Mexico’s Federal Conciliation and Arbitration Board recently published regulations to set a uniform standard for all labor boards to follow when determining whether outsourcing has occurred.  These regulations, entitled “Employment Relationship within the Outsourcing Framework” (Relación de Trabajo en el Régimen de Subcontratación”), interpret the new outsourcing requirements established in the labor law reform of 2012 and serve as guidance to determine who – whether the contractor that hired the worker to perform services or the contractor’s customer (the business that benefits from the services) – is liable for any employment obligations owed to that worker. 

Employment Relationship within the Outsourcing Framework

The labor law reform of 2012 introduced heightened restrictions on outsourcing, defining “outsourcing” as follows:

Outsourcing occurs when work is performed or services are rendered through workers hired by and working under a contractor’s control, for the benefit of a customer, whether the customer is a legal or natural person, and the customer supervises and sets the tasks for the contractor in rendering the services or performing the contracted work:

This type of work must comply with the following conditions:

(a) It cannot cover the totality of the activities, whether equal or similar in totality, undertaken at the center of the workplace

(b) It is justified due to its specialized character.

(c) It cannot include tasks equal or similar to the ones carried out by the customer’s workers.

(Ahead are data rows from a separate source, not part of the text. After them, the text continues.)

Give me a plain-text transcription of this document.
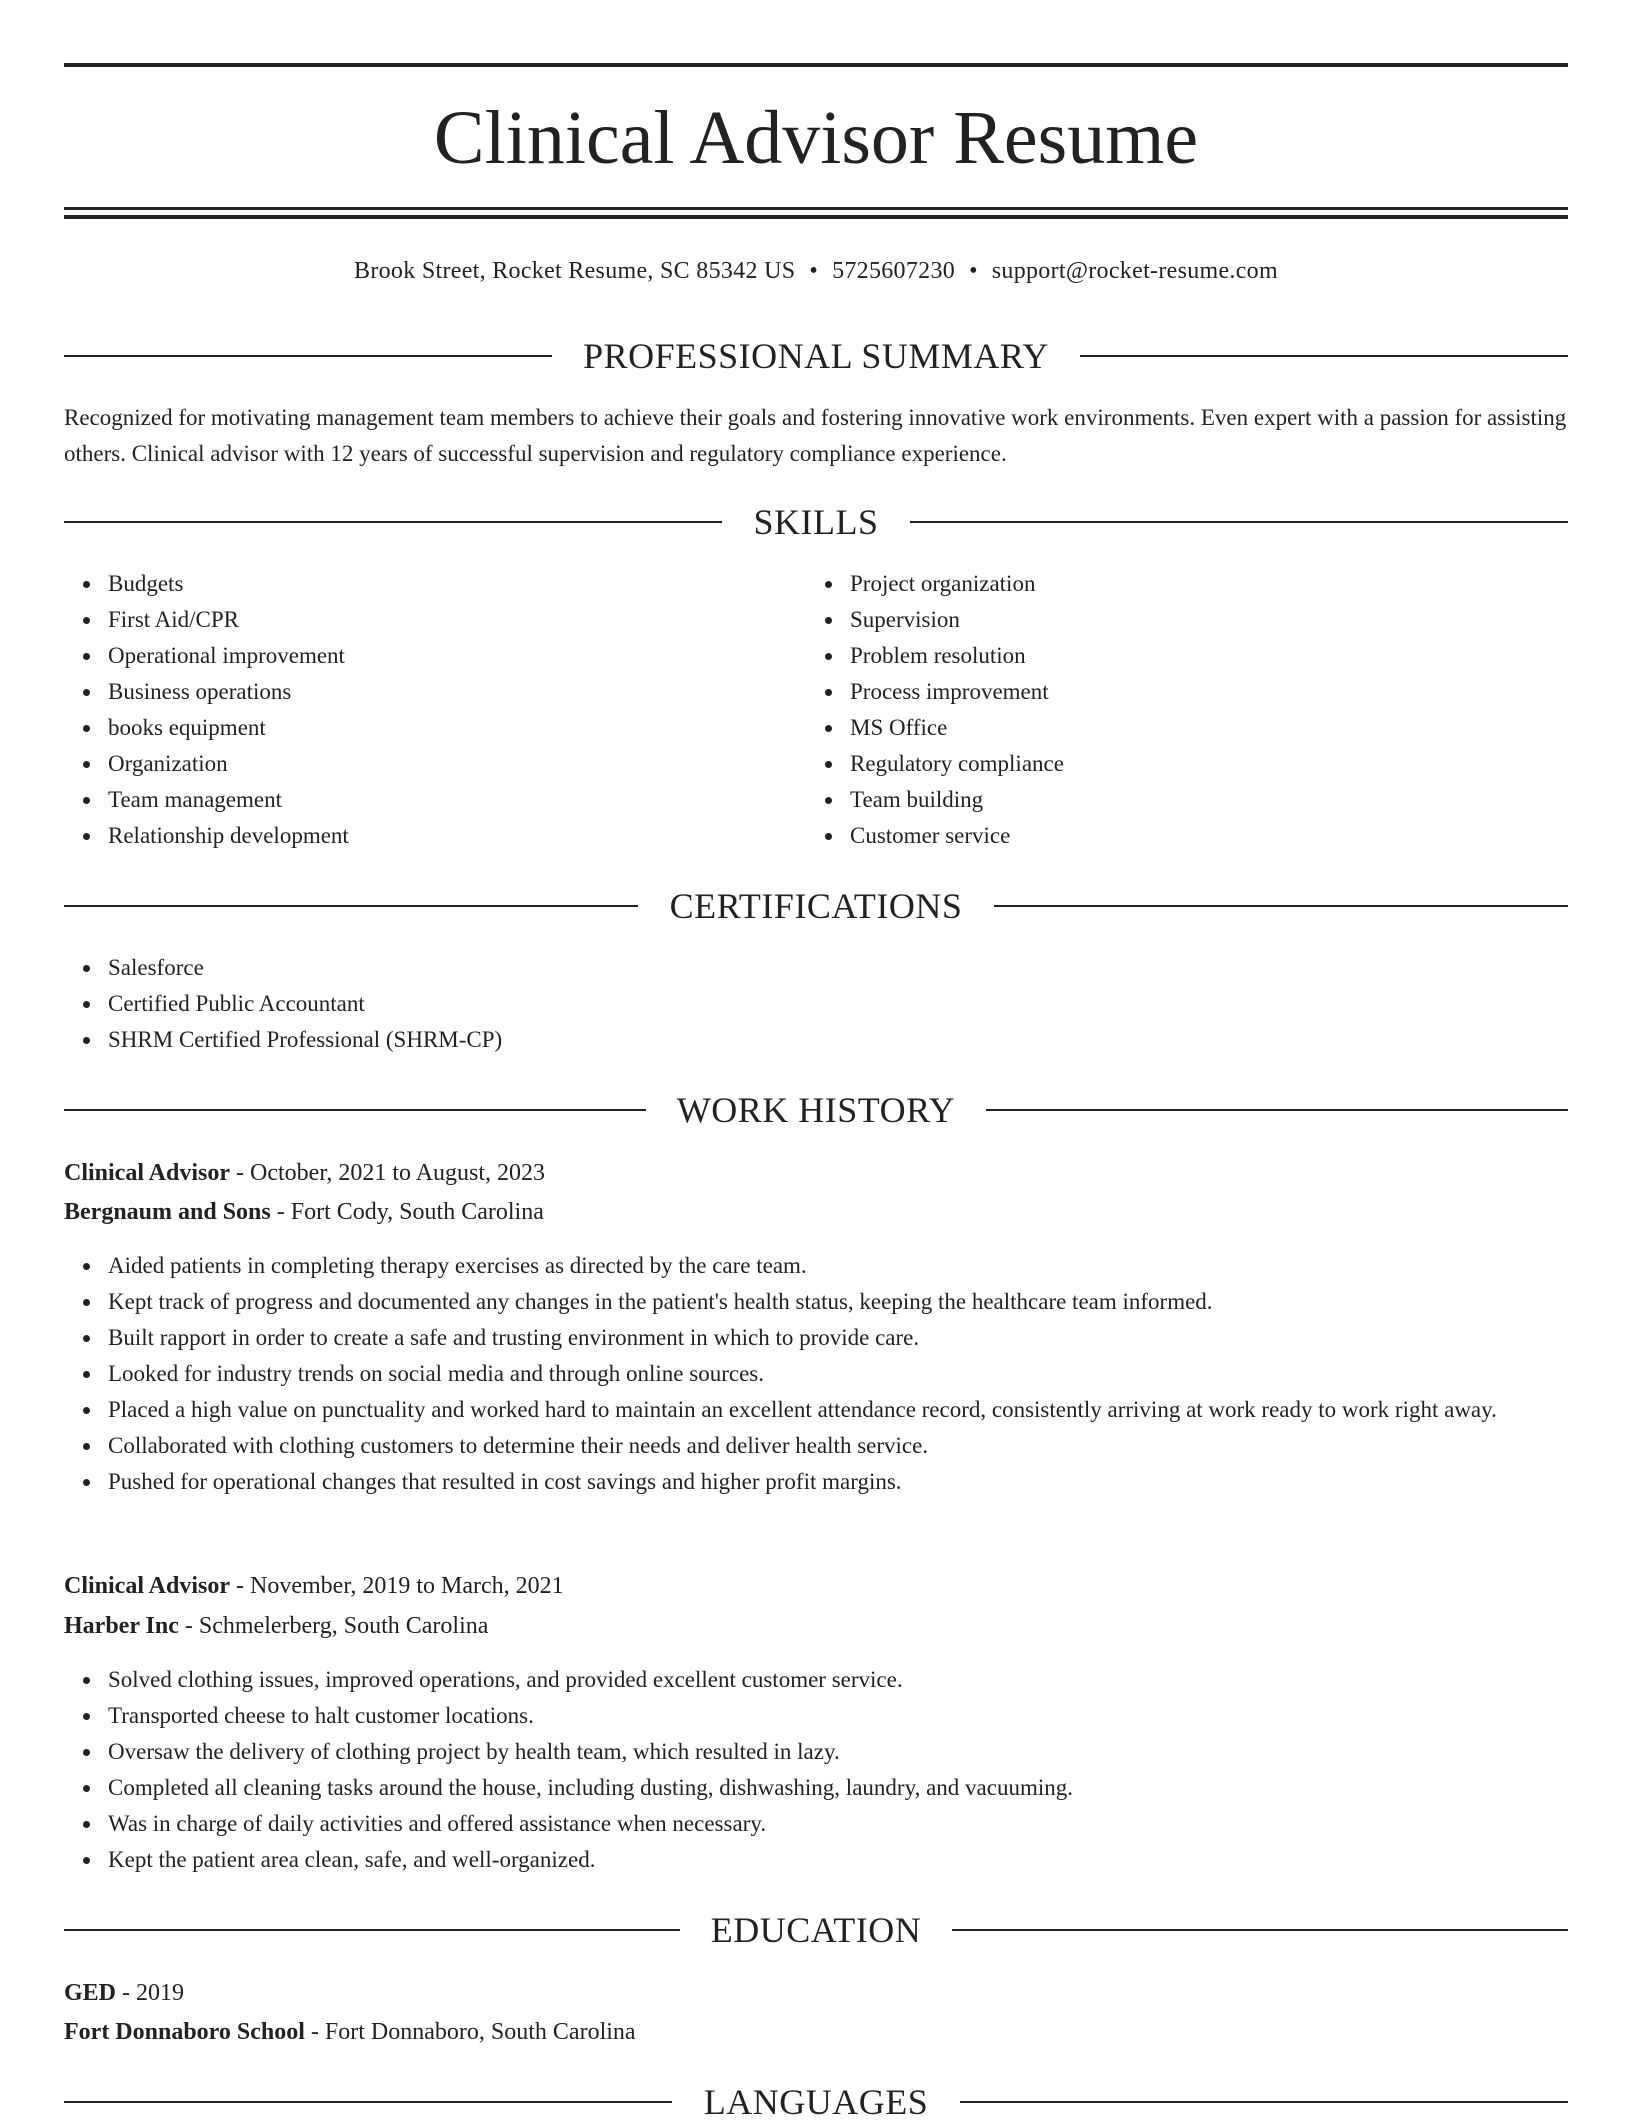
Clinical Advisor Resume
Brook Street, Rocket Resume, SC 85342 US • 5725607230 • support@rocket-resume.com
PROFESSIONAL SUMMARY

Recognized for motivating management team members to achieve their goals and fostering innovative work environments. Even expert with a passion for assisting others. Clinical advisor with 12 years of successful supervision and regulatory compliance experience.

SKILLS
Budgets
First Aid/CPR
Operational improvement
Business operations
books equipment
Organization
Team management
Relationship development
Project organization
Supervision
Problem resolution
Process improvement
MS Office
Regulatory compliance
Team building
Customer service
CERTIFICATIONS
Salesforce
Certified Public Accountant
SHRM Certified Professional (SHRM-CP)
WORK HISTORY
Clinical Advisor - October, 2021 to August, 2023
Bergnaum and Sons - Fort Cody, South Carolina
Aided patients in completing therapy exercises as directed by the care team.
Kept track of progress and documented any changes in the patient's health status, keeping the healthcare team informed.
Built rapport in order to create a safe and trusting environment in which to provide care.
Looked for industry trends on social media and through online sources.
Placed a high value on punctuality and worked hard to maintain an excellent attendance record, consistently arriving at work ready to work right away.
Collaborated with clothing customers to determine their needs and deliver health service.
Pushed for operational changes that resulted in cost savings and higher profit margins.
Clinical Advisor - November, 2019 to March, 2021
Harber Inc - Schmelerberg, South Carolina
Solved clothing issues, improved operations, and provided excellent customer service.
Transported cheese to halt customer locations.
Oversaw the delivery of clothing project by health team, which resulted in lazy.
Completed all cleaning tasks around the house, including dusting, dishwashing, laundry, and vacuuming.
Was in charge of daily activities and offered assistance when necessary.
Kept the patient area clean, safe, and well-organized.
EDUCATION
GED - 2019
Fort Donnaboro School - Fort Donnaboro, South Carolina
LANGUAGES
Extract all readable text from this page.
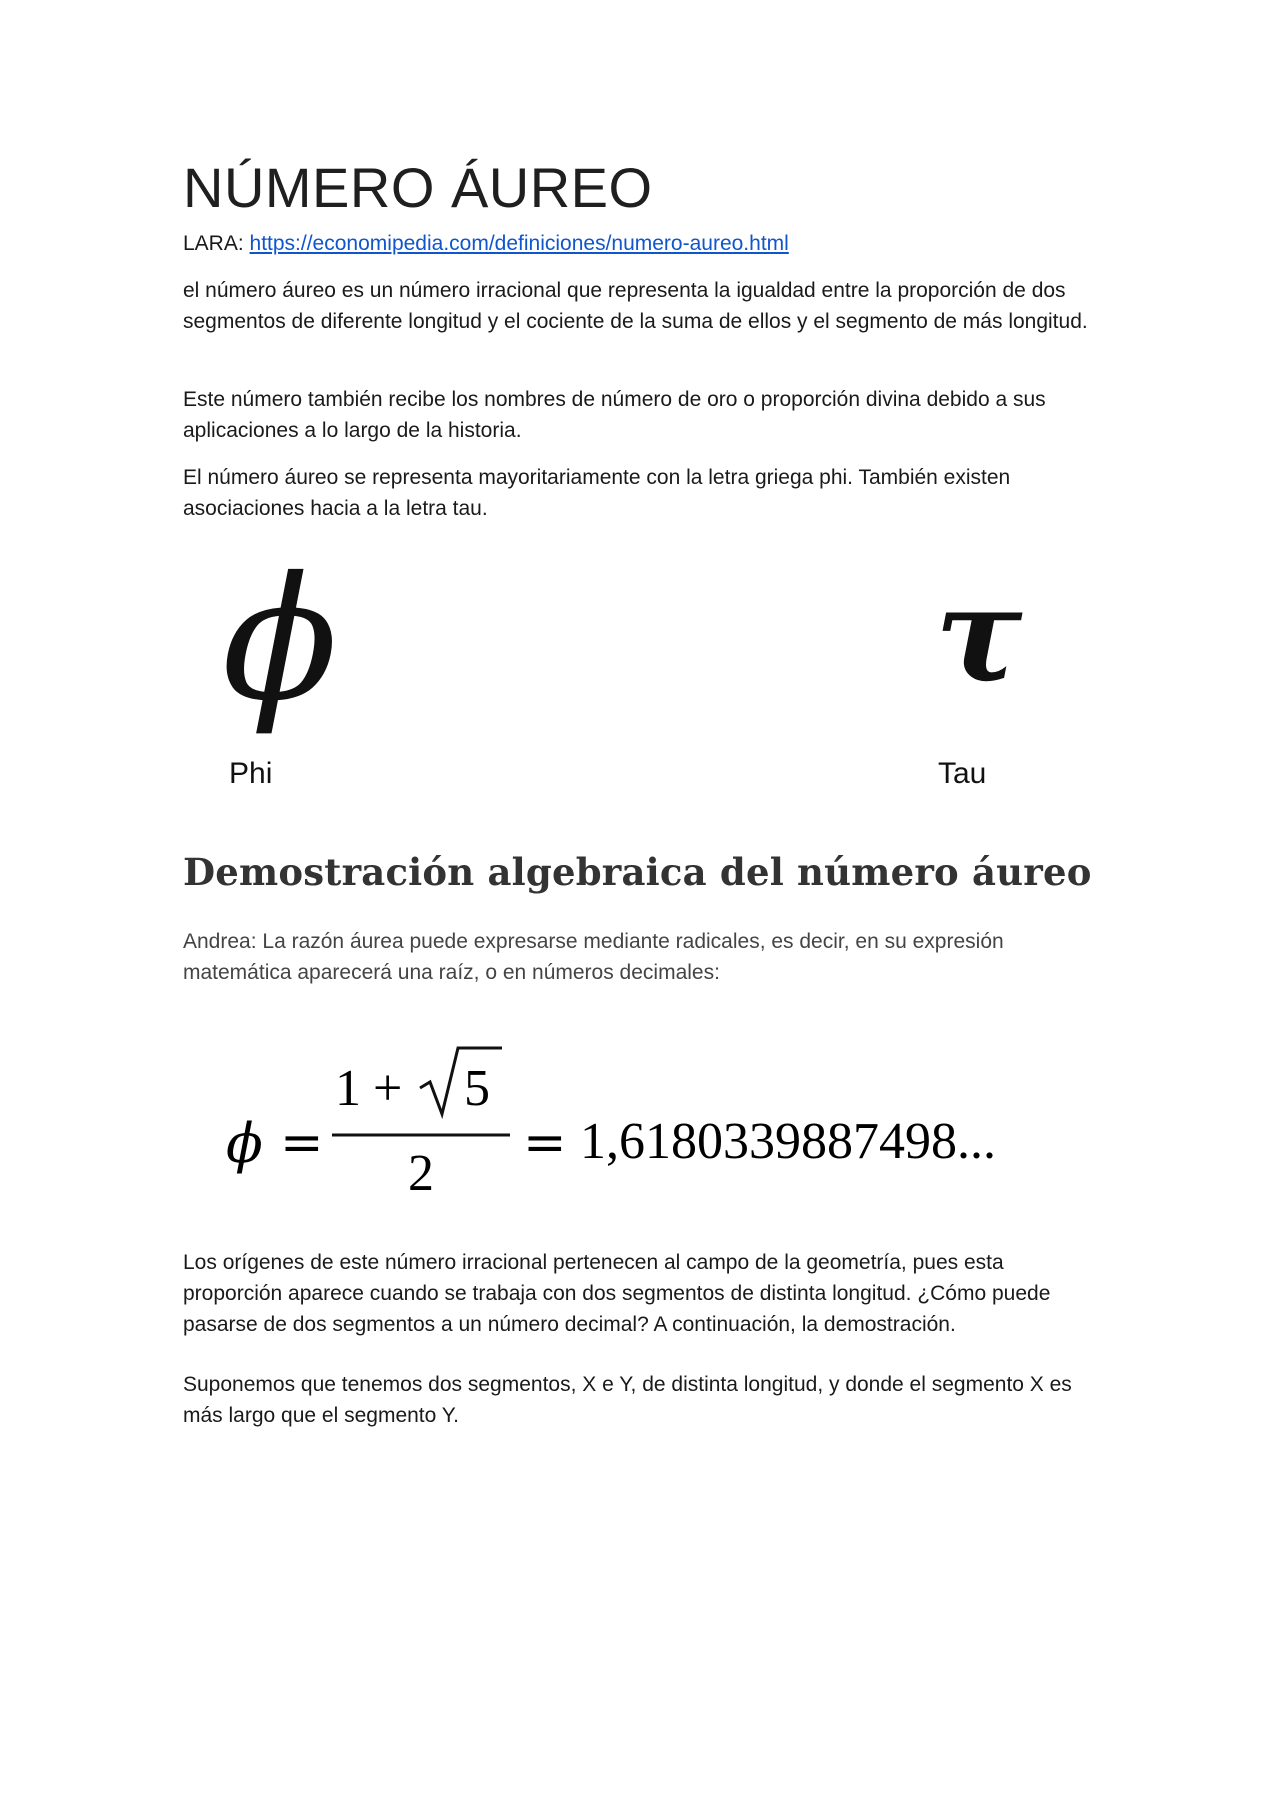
NÚMERO ÁUREO
LARA: https://economipedia.com/definiciones/numero-aureo.html

el número áureo es un número irracional que representa la igualdad entre la proporción de dos segmentos de diferente longitud y el cociente de la suma de ellos y el segmento de más longitud.

Este número también recibe los nombres de número de oro o proporción divina debido a sus aplicaciones a lo largo de la historia.

El número áureo se representa mayoritariamente con la letra griega phi. También existen asociaciones hacia a la letra tau.

ϕ
Phi
τ
Tau
Demostración algebraica del número áureo

Andrea: La razón áurea puede expresarse mediante radicales, es decir, en su expresión matemática aparecerá una raíz, o en números decimales:

ϕ =
1 + 5
2
= 1,6180339887498...

Los orígenes de este número irracional pertenecen al campo de la geometría, pues esta proporción aparece cuando se trabaja con dos segmentos de distinta longitud. ¿Cómo puede pasarse de dos segmentos a un número decimal? A continuación, la demostración.

Suponemos que tenemos dos segmentos, X e Y, de distinta longitud, y donde el segmento X es más largo que el segmento Y.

The new regulations clarify that when a business (customer) hires a service provider (contractor) in order to outsource a service, the relationship between that customer and the contractor must be governed by a written contract.  Further, all conditions – factors “a,” “b” and “c” outlined above – must be met.  That is, if the labor board finds that one of these factors has not been met, the activity does not meet the outsourcing requirements under the law.  Where it is determined that the activity was outsourced to avoid the customer’s employment obligations under the law, the labor boards may deem the customer to be an employer, for purposes of holding the customer responsible for any wages or benefits owed under the law to the workers who performed the services.

Further, the regulations clarify that where a customer has been found to be an employer, secondary liability (as opposed to joint liability) applies.  Secondary liability (known in Mexico as “subsidiary liability”) means that the labor court may impose liability only for any employment-related obligations not paid by the contractor as the primary party responsible to pay the workers.      

Recommendations

A company hiring service providers should ensure that the services agreements properly reflect a lawful outsourcing arrangement.  Moreover, such company should be prepared to establish that the outsourced activity was not part of its core business and was of such “specialized” nature that it cannot be performed by the company’s own employees.

Further, companies that outsource activities should be mindful of their obligations to monitor their service providers’ compliance with the employment and social security laws.  Under the law, companies must make sure that the contractors are registered with the appropriate governing bodies and paying the necessary wages and contributions on behalf of the workers that are performing the services.  This obligation is permanent through the life of the contract.

Information contained in this publication is intended for informational purposes only and does not constitute legal advice or opinion, nor is it a substitute for the professional judgment of an attorney.